Anyway. So why am I writing now. The answer is that I was shouting at the radio the other day.

The Spanish Constitution says, in article 14, that everyone is equal before the law. Later in articles 71 and 102 it gives some protections to parliamentary deputies, senators and members of the government to stop them being legally harassed. A later "organic" law dealing with the judiciary gave similar cover to various law officers. The King goes one better, he's above it all, he's untouchable. Those with protection still have to go to court but it takes a lot longer to get them there and they don't have to go along to the local courts. They generally go directly to the Supreme Court. The regional governments have done something similar for their regional deputies and  it's reckoned that there are now about 10,000 people with special judicial protection.

So, the King gives up his job and they are having to write a law to get his boy into place. When he goes lots of things change - like his daughters no longer being princesses - and he stops being above the law. A little side piece to this was that the abdication law should ensure that the present King maintains a special legal protection even when he becomes a regular citizen again. Some radio pundit was giving his very important opinion that it was imperative that this dispensation continue. "Why?" I shouted at the radio, "give me a reason!" Rich and powerful people get away with murder (hopefully not literally) anyway.

There are 1,700 officials being investigated in cases of corruption in Spain, 500 of them have been charged but only 20 people are in prison. The other day four bankers who had awarded themselves pensions of just short of 30 million euros didn't get sent to prison when they said sorry they'd been so bad and gave back the money. Rich gets have already got all the protection they need.

If the local court isn't any good then it should get fixed and if the local court is good enough for me it's good enough for him and for everyone else.


Wednesday, July 17, 2013

Preparing to die


We had a will written in the UK years and years ago. A really tall, avuncular chap did it for us.
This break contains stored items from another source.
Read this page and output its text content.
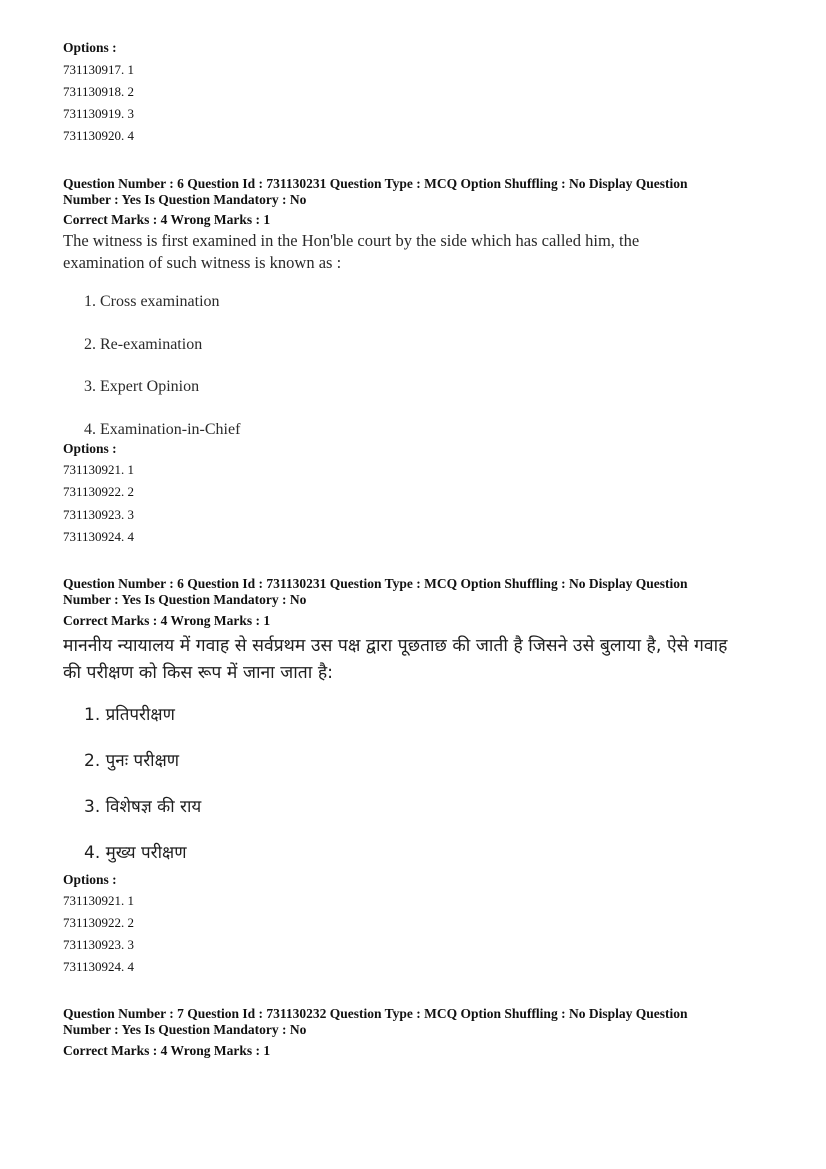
Options :
731130917. 1
731130918. 2
731130919. 3
731130920. 4
Question Number : 6 Question Id : 731130231 Question Type : MCQ Option Shuffling : No Display Question
Number : Yes Is Question Mandatory : No
Correct Marks : 4 Wrong Marks : 1
The witness is first examined in the Hon'ble court by the side which has called him, the
examination of such witness is known as :
1. Cross examination
2. Re-examination
3. Expert Opinion
4. Examination-in-Chief
Options :
731130921. 1
731130922. 2
731130923. 3
731130924. 4
Question Number : 6 Question Id : 731130231 Question Type : MCQ Option Shuffling : No Display Question
Number : Yes Is Question Mandatory : No
Correct Marks : 4 Wrong Marks : 1
माननीय न्यायालय में गवाह से सर्वप्रथम उस पक्ष द्वारा पूछताछ की जाती है जिसने उसे बुलाया है, ऐसे गवाह
की परीक्षण को किस रूप में जाना जाता है:
1. प्रतिपरीक्षण
2. पुनः परीक्षण
3. विशेषज्ञ की राय
4. मुख्य परीक्षण
Options :
731130921. 1
731130922. 2
731130923. 3
731130924. 4
Question Number : 7 Question Id : 731130232 Question Type : MCQ Option Shuffling : No Display Question
Number : Yes Is Question Mandatory : No
Correct Marks : 4 Wrong Marks : 1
His office was like something from Dickens with big ticking clocks, overstuffed chairs, a leather trimmed desk and legal documents tied with ribbons. Leeds Day in St Ives.
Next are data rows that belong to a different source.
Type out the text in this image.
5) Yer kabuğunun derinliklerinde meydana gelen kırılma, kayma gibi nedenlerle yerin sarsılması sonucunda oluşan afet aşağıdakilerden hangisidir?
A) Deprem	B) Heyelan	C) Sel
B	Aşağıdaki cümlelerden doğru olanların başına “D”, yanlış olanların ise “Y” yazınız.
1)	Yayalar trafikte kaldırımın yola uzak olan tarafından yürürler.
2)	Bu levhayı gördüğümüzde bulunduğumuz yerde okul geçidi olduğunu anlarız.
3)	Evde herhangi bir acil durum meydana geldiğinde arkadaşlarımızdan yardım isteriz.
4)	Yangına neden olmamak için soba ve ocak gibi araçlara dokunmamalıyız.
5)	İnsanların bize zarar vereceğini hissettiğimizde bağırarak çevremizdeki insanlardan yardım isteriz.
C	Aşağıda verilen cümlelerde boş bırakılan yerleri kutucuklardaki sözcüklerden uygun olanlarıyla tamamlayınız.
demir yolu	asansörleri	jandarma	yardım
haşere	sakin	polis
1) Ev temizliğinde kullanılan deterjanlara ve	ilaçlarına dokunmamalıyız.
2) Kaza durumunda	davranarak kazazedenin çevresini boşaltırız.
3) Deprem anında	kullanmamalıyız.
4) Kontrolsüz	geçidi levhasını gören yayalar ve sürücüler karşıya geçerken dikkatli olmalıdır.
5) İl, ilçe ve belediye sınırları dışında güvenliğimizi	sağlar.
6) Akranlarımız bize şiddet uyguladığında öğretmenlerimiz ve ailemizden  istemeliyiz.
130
Spanish inheritance law is quite keen on blood. Distant relatives outrank unmarried partners by miles. For years, several years, we have been going to get a Spanish will.
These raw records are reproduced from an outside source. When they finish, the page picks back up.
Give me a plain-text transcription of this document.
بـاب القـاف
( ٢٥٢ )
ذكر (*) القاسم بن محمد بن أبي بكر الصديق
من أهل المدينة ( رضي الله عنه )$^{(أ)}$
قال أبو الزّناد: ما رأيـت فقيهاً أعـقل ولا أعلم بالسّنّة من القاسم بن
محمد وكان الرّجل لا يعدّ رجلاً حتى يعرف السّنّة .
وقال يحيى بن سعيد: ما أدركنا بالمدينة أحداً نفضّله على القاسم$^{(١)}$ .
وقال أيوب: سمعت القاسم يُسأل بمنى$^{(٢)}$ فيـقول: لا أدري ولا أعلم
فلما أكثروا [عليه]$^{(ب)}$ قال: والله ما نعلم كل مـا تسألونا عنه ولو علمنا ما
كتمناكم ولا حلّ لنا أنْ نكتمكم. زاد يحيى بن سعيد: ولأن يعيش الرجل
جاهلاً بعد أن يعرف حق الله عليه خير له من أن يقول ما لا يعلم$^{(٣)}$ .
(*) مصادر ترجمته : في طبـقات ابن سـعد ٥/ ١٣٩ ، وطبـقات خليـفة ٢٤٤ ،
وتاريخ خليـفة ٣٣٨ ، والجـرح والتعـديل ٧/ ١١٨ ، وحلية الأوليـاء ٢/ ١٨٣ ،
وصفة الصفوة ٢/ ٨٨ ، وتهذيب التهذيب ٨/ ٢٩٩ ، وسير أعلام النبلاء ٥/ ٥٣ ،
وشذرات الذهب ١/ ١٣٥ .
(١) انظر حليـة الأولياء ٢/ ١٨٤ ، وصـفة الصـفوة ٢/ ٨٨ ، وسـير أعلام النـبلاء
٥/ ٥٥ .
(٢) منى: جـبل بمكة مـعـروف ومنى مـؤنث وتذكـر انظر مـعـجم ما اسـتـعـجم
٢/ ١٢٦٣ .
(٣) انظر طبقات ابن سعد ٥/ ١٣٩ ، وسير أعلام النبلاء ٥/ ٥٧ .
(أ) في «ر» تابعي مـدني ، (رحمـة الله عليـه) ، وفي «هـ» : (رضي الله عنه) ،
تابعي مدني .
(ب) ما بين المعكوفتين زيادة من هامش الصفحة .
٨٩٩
Last week we finally got to a solicitor, un abogado. The chap who talked to us wore jeans and a T shirt and looked significantly younger than some of the clothes I was wearing. There were no ticking clocks. "We're more your juvenle delinquent and petty thief office," said the boy lawyer. "One of our colleagues down in Alicante can come up and help you write a will but why don't you try the noatary? If your will isn't tricky they can do the job faster and cheaper than us."

Notary sounds really old fashioned to me. Like scriveners. Something to do with Guilds and quill pens. Notaries are busy people in Spain though. Their services are used all the time. The notary's office in Pinoso never seems to have sufficient waiting space and people lean against the walls clutching sheaves of paper.

We waded through the waiting throng and spoke above the insistent telephone to get ourselves an appointment. We didn't need the notary apparently. It was the notary's secretary for us. She started by asking for various ID documents. The rest was very strange. I think she described to us, though we may have given her some clues, more or less exactly what we had written down in our notes. We apparently want just about the most basic and straightforward will imaginable.

Our notarial representative said that she'd give us a bell when she had a first draft ready. I have high hopes that all we'll have to do is correct some of the spellings of the names and we will finally be rid of at least one of those recurring summer jobs.